Leander Haußmann inszeniert erneut an Berliner Volksbühne
Berlin (APA/dpa) - Der Regisseur Leander Haußmann wird an der Berliner Volksbühne ein neues Stück auf die Bühne bringen. In „Haußmanns Staat...
Berlin (APA/dpa) - Der Regisseur Leander Haußmann wird an der Berliner Volksbühne ein neues Stück auf die Bühne bringen. In „Haußmanns Staatssicherheitstheater“ gräbt er laut der Ankündigung den „Schrebergarten der Stasi“ um. Es soll eine Komödie werden, die sich um „Verrat, Liebe, die große Stunde der Dilettanten, den Wert der Kunst und die Stasi als verlängerter Arm der kleinbürgerlichen Mittelmäßigkeit“ dreht.

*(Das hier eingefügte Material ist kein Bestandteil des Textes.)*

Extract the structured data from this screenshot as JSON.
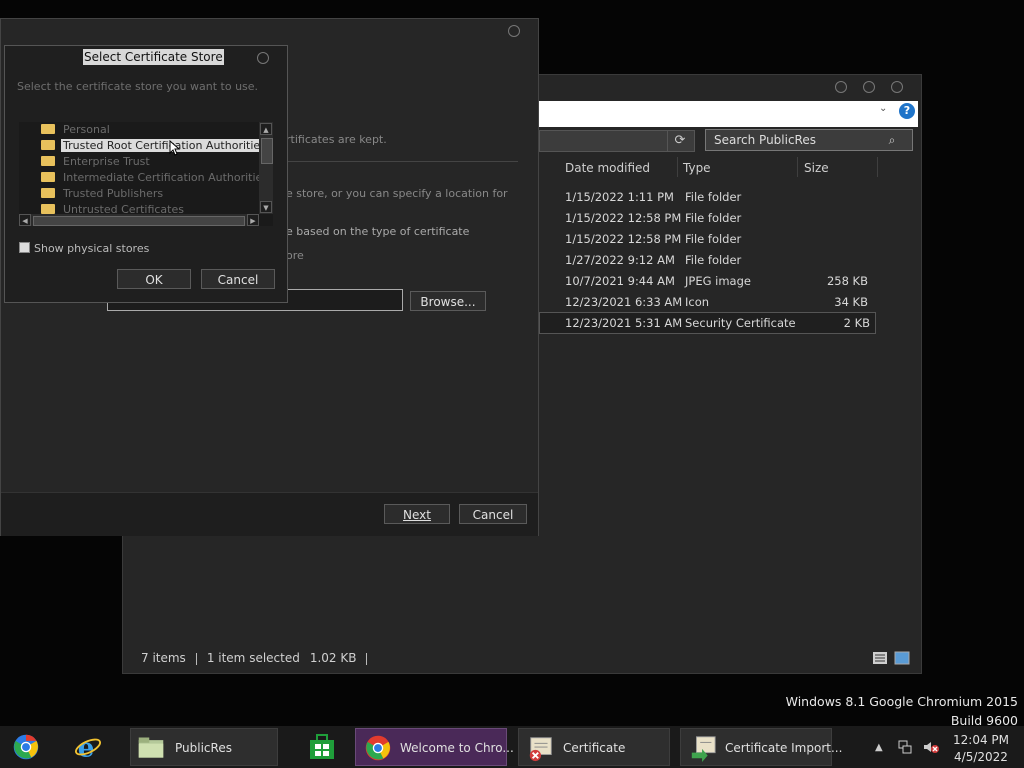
{
  "explorer": {
    "search_placeholder": "Search PublicRes",
    "refresh_glyph": "⟳",
    "search_glyph": "⌕",
    "help_glyph": "?",
    "columns": {
      "date": "Date modified",
      "type": "Type",
      "size": "Size"
    },
    "rows": [
      {
        "date": "1/15/2022 1:11 PM",
        "type": "File folder",
        "size": ""
      },
      {
        "date": "1/15/2022 12:58 PM",
        "type": "File folder",
        "size": ""
      },
      {
        "date": "1/15/2022 12:58 PM",
        "type": "File folder",
        "size": ""
      },
      {
        "date": "1/27/2022 9:12 AM",
        "type": "File folder",
        "size": ""
      },
      {
        "date": "10/7/2021 9:44 AM",
        "type": "JPEG image",
        "size": "258 KB"
      },
      {
        "date": "12/23/2021 6:33 AM",
        "type": "Icon",
        "size": "34 KB"
      },
      {
        "date": "12/23/2021 5:31 AM",
        "type": "Security Certificate",
        "size": "2 KB"
      }
    ],
    "status": {
      "items": "7 items",
      "selected": "1 item selected",
      "size": "1.02 KB"
    }
  },
  "wizard": {
    "frag_keep": "rtificates are kept.",
    "frag_store": "e store, or you can specify a location for",
    "frag_type": "e based on the type of certificate",
    "frag_ore": "ore",
    "browse": "Browse...",
    "next": "Next",
    "cancel": "Cancel"
  },
  "dialog": {
    "title": "Select Certificate Store",
    "instructions": "Select the certificate store you want to use.",
    "stores": [
      "Personal",
      "Trusted Root Certification Authorities",
      "Enterprise Trust",
      "Intermediate Certification Authorities",
      "Trusted Publishers",
      "Untrusted Certificates"
    ],
    "selected_store": "Trusted Root Certification Authorities",
    "show_physical": "Show physical stores",
    "ok": "OK",
    "cancel": "Cancel"
  },
  "watermark": {
    "line1": "Windows 8.1 Google Chromium 2015",
    "line2": "Build 9600"
  },
  "taskbar": {
    "items": [
      {
        "title": "PublicRes",
        "icon": "folder-icon"
      },
      {
        "title": "Welcome to Chro...",
        "icon": "chrome-icon"
      },
      {
        "title": "Certificate",
        "icon": "certificate-icon"
      },
      {
        "title": "Certificate Import...",
        "icon": "certificate-import-icon"
      }
    ],
    "time": "12:04 PM",
    "date": "4/5/2022",
    "tray_arrow": "▲"
  },
  "colors": {
    "taskbar_active": "#4a2958",
    "help_blue": "#1f74c9",
    "folder": "#e8c15c"
  }
}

Haußmann (59, „Sonnenallee“) hat an der Bühne bereits mehrfach inszeniert, darunter die „Legende von Paul und Paula“. Die Uraufführung des neuen Stücks ist am 14. Dezember, wie die Volksbühne am Donnerstag mitteilte.
Derzeit wird die Bühne von Klaus Dörr als Interimschef geleitet. Der bisherige Stuttgarter Theatermacher soll bis Sommer 2020 bleiben. Zuvor hatte Chris Dercon als Nachfolger des langjährigen Intendanten Frank Castorf nach heftigen Querelen seinen Posten aufgegeben. Die Nachfolgesuche läuft derzeit.
Der neue Spielplan sei eine Mischung aus Verabredungen der alten und der neuen Intendanz, so die Bühne. Auf dem Programm stehen vier Uraufführungen, Übernahmen, Repertoire-Stücke und Gastspiele, darunter der Hamburger Theaterhit „Unterwerfung“ von Michel Houellebecq mit Edgar Selge.
Eröffnungspremiere am 12. September ist die Tanz-Uraufführung von „Die sechs Brandenburgischen Konzerte“ von Anne Teresa De Keersmaeker und ihrer Kompanie Rosas und dem B‘Rock Orchestra. Susanne Kennedy und Markus Selg zeigen in der neuen Spielzeit die Performance „Coming Society“.